Build a Business of Consequence
And why convenient businesses are the enemy of (long-term) returns
The most important thing to reflect on as an entrepreneur is whether you’re building a business of convenience, or a business of consequence.
What do I mean by this? A business of convenience is one that has high margin, recurring revenue and low capex, but no clear explanation of why that business deserves the high valuation multiple it expects to receive as a result of these fundamentals. Is software really the best solution “market x”? Is there pricing power and leverage that comes from inserting your business at that point in the value chain which allows you to capture a disproportionate portion of the value created? It’s a business that sounds good on paper to VCs but whose strategy and approach is not based on an earned insight.
Contrast this with businesses of consequence. These business have less clear valuation mechanisms early on and often have a harder time raising capital, but the future they envision is one where their technology enables new capabilities that were previously unthinkable or, at a minimum, cost prohibitive.
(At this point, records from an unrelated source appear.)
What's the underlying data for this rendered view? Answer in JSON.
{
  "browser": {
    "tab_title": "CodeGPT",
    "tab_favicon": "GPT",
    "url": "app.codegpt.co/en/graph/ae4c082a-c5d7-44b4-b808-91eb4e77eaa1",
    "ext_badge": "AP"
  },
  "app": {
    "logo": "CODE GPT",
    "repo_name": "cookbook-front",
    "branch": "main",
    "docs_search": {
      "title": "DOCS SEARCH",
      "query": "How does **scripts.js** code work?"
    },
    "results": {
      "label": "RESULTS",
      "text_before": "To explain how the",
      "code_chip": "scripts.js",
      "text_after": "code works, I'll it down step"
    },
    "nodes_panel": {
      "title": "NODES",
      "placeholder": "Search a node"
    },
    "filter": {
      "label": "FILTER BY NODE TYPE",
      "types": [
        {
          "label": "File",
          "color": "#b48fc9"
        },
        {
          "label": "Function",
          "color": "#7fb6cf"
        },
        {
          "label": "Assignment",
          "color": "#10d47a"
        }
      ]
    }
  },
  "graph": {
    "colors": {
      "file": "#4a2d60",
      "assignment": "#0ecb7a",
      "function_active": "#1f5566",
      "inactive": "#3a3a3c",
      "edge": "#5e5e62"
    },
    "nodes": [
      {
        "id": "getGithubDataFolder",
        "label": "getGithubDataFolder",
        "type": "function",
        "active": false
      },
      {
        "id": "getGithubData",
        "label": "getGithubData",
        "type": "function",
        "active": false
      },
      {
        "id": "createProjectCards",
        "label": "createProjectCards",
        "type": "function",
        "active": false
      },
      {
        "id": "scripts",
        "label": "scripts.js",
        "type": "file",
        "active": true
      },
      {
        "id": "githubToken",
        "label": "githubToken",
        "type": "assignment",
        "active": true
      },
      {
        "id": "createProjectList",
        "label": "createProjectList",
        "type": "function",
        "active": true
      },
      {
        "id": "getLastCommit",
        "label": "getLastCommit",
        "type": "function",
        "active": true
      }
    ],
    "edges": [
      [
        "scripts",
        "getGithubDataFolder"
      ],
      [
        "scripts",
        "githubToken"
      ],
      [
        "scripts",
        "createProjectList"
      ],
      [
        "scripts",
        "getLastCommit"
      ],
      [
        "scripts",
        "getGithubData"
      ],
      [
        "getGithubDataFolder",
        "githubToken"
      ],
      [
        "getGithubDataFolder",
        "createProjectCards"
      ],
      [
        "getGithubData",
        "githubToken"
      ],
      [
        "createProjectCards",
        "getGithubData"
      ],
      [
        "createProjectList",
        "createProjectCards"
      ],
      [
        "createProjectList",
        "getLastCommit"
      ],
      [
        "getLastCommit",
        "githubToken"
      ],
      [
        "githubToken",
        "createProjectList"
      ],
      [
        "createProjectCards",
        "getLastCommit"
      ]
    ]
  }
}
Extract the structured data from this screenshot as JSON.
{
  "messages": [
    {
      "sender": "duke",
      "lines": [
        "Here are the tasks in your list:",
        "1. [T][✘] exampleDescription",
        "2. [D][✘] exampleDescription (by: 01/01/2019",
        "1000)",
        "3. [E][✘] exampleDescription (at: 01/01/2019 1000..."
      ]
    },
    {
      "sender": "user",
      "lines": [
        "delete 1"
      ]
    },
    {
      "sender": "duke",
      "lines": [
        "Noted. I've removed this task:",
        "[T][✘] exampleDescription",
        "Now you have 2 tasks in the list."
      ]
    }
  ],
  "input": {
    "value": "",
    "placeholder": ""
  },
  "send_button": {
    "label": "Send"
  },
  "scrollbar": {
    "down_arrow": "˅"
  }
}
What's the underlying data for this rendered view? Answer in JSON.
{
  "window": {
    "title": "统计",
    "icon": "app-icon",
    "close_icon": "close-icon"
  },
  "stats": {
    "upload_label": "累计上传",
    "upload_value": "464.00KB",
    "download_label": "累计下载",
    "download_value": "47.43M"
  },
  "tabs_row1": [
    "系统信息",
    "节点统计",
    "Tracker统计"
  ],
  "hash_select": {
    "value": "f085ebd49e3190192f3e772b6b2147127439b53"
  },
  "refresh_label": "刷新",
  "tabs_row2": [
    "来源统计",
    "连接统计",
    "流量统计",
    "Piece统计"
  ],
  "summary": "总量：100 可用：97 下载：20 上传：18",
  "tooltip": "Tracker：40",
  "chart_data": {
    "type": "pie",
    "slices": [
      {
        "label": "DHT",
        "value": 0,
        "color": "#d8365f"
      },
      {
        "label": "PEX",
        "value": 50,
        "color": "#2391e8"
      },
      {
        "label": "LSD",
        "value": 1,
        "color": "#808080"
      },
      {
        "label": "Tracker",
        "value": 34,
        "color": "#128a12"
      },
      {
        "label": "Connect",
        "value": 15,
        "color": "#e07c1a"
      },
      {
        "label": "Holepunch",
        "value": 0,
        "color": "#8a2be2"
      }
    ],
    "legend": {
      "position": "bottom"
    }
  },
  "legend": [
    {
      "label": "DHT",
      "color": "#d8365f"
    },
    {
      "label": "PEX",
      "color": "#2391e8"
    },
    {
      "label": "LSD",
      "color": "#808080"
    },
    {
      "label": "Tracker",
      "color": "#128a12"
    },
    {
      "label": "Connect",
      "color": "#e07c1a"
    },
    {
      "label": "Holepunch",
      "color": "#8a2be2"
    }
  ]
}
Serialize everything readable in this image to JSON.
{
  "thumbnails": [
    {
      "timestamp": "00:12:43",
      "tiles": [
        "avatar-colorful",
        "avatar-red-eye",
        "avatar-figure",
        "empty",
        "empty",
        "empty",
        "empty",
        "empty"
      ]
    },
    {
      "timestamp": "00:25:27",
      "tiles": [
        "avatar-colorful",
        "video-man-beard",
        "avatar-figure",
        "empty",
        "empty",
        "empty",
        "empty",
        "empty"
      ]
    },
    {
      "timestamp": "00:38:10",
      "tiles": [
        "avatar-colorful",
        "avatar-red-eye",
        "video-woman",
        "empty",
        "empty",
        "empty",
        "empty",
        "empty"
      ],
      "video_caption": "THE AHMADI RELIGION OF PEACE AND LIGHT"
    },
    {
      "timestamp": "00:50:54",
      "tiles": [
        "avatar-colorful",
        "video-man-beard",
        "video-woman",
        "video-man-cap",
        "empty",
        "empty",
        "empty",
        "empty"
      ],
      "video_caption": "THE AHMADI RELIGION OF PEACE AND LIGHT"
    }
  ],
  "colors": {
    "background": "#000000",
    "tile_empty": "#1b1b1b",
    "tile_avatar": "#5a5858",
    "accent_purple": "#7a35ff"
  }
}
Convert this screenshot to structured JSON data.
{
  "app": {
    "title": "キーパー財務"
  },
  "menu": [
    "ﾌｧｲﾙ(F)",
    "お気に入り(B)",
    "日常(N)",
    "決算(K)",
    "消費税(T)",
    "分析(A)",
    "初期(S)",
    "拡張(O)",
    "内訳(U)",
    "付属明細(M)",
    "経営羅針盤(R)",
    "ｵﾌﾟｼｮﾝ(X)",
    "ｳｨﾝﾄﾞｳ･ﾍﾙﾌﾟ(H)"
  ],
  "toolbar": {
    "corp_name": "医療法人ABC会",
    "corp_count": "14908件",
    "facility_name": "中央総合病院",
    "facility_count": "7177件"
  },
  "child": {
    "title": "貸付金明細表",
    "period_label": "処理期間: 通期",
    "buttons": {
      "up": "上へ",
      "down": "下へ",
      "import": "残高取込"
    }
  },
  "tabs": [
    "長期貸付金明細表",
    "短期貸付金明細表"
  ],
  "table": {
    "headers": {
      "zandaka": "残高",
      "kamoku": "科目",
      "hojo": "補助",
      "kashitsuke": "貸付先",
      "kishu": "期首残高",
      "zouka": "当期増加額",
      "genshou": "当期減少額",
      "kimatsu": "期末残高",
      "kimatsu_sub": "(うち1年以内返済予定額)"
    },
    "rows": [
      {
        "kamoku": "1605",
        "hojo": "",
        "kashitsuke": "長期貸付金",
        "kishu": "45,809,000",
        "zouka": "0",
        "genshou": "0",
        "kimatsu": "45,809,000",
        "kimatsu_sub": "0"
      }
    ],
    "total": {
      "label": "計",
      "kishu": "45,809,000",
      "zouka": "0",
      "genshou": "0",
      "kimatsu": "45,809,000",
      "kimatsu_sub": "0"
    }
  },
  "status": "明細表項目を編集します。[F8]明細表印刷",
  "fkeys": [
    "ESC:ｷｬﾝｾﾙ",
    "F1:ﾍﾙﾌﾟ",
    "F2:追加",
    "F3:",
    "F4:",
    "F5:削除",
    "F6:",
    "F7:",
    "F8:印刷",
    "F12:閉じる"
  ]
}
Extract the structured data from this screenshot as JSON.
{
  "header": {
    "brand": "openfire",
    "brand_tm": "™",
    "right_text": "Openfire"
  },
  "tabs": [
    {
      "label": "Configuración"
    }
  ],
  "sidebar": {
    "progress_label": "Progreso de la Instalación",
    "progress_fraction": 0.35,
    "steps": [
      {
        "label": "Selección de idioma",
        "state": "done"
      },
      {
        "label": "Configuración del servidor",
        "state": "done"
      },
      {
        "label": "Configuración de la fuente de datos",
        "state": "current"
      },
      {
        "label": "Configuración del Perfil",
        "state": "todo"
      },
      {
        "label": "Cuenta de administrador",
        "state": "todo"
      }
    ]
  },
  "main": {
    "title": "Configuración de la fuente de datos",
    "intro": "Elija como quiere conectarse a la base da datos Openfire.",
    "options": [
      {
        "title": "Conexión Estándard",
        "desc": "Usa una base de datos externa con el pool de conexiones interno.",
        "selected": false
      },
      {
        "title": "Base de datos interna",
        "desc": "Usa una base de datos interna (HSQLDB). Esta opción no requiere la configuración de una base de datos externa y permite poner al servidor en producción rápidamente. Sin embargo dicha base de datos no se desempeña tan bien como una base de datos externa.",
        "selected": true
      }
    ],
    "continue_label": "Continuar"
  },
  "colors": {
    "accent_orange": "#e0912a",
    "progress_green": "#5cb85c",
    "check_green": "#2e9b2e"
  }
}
These businesses are, by definition, consequential.
At Also Capital we look for the latter. We work incredibly hard to understand the value drivers in an industry and the key points of leverage in that value chain. This often (but not always) draws us to vertically integrated players leveraging their technological advantage to compete with incumbents and drive compounding value for shareholders over long periods of time.
These opportunities are rare, but when you find them early one should lean in. That’s how you build businesses with $1T+ of market cap. Patience, discipline, and selectivity over long periods of time.